By doing this they were able to identify five genes that had previously been linked to a potential higher risk of schizophrenia and then narrow that down further, highlighting one gene called SGK1 which blocked an important signalling pathway in the brain.

In a news release, Walss-Bass says this findings could have important implications in treating patients.

“There is a new antipsychotic that just received approval from the Food and Drug Administration that directly targets the pathway we identified as dysregulated in neurons from the patients, and several other antipsychotics also target this pathway. This could help pinpoint who may respond better to treatments.”

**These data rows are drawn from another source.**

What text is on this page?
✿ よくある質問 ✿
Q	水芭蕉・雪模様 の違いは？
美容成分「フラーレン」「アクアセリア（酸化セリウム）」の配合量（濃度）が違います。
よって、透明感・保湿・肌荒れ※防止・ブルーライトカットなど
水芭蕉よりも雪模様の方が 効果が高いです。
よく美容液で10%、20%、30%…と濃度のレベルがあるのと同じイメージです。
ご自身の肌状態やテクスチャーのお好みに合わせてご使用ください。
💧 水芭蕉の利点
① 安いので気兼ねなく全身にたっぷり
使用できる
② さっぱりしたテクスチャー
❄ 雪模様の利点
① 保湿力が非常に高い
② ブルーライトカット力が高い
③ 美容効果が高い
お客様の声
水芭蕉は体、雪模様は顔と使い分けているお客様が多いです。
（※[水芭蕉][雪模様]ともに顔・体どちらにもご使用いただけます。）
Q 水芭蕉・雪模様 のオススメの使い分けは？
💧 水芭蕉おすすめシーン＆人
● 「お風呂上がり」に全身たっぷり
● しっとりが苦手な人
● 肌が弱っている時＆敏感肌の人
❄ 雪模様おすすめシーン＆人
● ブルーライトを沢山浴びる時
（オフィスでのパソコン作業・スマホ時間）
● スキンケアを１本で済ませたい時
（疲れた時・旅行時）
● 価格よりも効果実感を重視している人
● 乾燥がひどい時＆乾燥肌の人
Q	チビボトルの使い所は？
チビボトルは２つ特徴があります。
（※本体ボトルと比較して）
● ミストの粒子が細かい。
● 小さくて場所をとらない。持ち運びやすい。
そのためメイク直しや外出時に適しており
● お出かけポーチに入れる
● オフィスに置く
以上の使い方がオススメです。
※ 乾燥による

Finding the right treatment for individual patients is essential in helping them keep their condition under control. A study in the medical journal Lancet estimated that six months after first being prescribed common antipsychotic medication, as many as 50% of patients are either taking the drugs haphazardly or not at all. That’s because they often come with unpleasant side effects such as weight gain, drowsiness and a kind of restless anxiety.

By identifying people who have specific gene pathways linked to schizophrenia could help us better tailor medications to those who will benefit most by them.